In the last few years, monoclonal antibody (MAb) products have become some of the top-selling drugs in the world. In fact, the biologics market as a whole, which already accounts for more than 20 percent of drug sales worldwide, is growing at a rate of anywhere from 10 to 15 percent per year. This includes everything from proteins and nucleic acids to vaccines, cells, and even viruses.
The popularity of biological products means an increase in demand, which has led new competitors to begin processing biologics products. This, in turn, leads to unique challenges, as biologics tend to be much larger and more complex than other molecules that may be involved in pharmaceutical manufacturing.
Let’s take a look at just one example: An aspirin molecule has an atomic size of around 21 atoms, while a MAb such as trastuzumab has an atomic size of around 25,000 atoms. In other words, biologics can be more than a thousand times larger and more complex than chemically synthesized drug molecules.
Because biologics are extracted from living sources, the supply chain is also necessarily more complex than in “traditional” pharmaceuticals, while their status as living molecules requires care to be taken in processing, handling, and storage.
Maintaining protein structure and stability is a vital concern for biologics fill-finish operations.
It’s safe to say that biopharmaceuticals are unlike other molecules in many ways. One of these is that they rely heavily on a complex three-dimensional molecular structure for their biological activity.
These complex structures involve primary, secondary, tertiary, and quaternary structures, all of which must be safeguarded during the fill-finish process in order to ensure that the final product behaves as expected.
The primary structure is the basic linear sequence of amino acids that make up a protein. Secondary structure includes local substructures such as alpha helices and beta sheets. The tertiary structure is the three-dimensional shape of the molecule itself, driven by hydrophobic interactions, salt bridges, as well as disulfide and hydrogen bonds, while quaternary structure defines how polypeptide chains interact.
Unfortunately, these complex and important structures can be affected by everything from exposure to air to mechanical stresses such as pumping or stirring, freeze-thaw cycles, solution conditions, and the presence of ligands, to name just a few.
Utmost care must be exercised—and safeguards and methods put into place throughout the fill-finish process—to protect these structures so that they stay in place and the biologics product continues to behave as expected.

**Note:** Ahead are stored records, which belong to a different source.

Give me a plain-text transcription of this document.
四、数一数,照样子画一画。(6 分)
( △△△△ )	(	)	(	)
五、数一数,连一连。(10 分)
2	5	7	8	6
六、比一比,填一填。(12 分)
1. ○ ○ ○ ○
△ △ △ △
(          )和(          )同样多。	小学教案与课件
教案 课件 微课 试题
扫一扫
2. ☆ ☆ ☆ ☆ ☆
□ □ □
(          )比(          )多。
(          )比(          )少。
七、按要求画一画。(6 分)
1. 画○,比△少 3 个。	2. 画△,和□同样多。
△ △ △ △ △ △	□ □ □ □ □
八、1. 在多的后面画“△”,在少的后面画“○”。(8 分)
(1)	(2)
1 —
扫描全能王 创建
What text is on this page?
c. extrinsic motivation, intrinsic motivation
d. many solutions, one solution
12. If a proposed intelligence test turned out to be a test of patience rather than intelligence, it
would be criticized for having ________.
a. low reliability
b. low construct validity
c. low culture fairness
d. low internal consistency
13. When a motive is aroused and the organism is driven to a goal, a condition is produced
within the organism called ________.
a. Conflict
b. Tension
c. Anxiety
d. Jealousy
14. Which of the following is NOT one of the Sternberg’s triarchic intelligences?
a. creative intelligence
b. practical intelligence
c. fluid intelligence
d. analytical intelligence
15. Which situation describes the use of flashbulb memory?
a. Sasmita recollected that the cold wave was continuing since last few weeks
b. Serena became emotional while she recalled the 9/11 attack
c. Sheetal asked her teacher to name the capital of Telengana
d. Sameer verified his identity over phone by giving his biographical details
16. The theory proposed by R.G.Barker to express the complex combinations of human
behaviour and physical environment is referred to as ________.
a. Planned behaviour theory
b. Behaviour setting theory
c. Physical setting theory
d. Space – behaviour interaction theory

Processes utilized to protect biologics during fill-finish manufacturing include end-to-end temperature controls, freeze-thaw procedures, and more.
The processes used by contract manufacturing organizations (CMOs) that handle fill-finish of biologics begin with Current Good Management Practice (cGMP) guidelines and go from there. CGMP instructs manufacturers and quality control technicians on the minimum requirements necessary to keep a biologics product in good condition from start to finish.
These may vary from one product to another, but include things like end-to-end cold-chain infrastructure, which helps to ensure that the biologics product never exceeds a set temperature range. If biologics products have to be stored, they are temperature monitored 24/7 to ensure compliance, CMOs’ storage facilities employ redundant systems for refrigeration in the event of a technical failure.
In some cases, biologics products can be frozen. This helps to reduce the risk of contamination and ensures that the product stays within acceptable temperature limits. However, thawing a biologics product can damage the complex and fragile protein structures that are necessary to the therapeutic function of the product.
Hence, cGMP also details thawing procedures to ensure that thawing doesn’t compromise protein stability, while fill-finish manufacturers may have unique guidelines for specific products based on data collected during product development.
Once a biologics product is safely thawed, similarly specific guidelines govern how it is diluted, pooled, formulated, handled, and stored. Often, all of this is accomplished in a closed system within an isolator to reduce the chance of contamination and prevent the compounds from becoming exposed to air or other substances that might affect their molecular structure.
Some CMOs go beyond cGMP guidelines to introduce more stringent protocols to ensure the safest and most efficient production of biologics, especially in the critical fill-finish stages. Among recent trends observed in biologics fill-finish operations are increased use of isolators, high-speed operations attained through automation, and other innovations.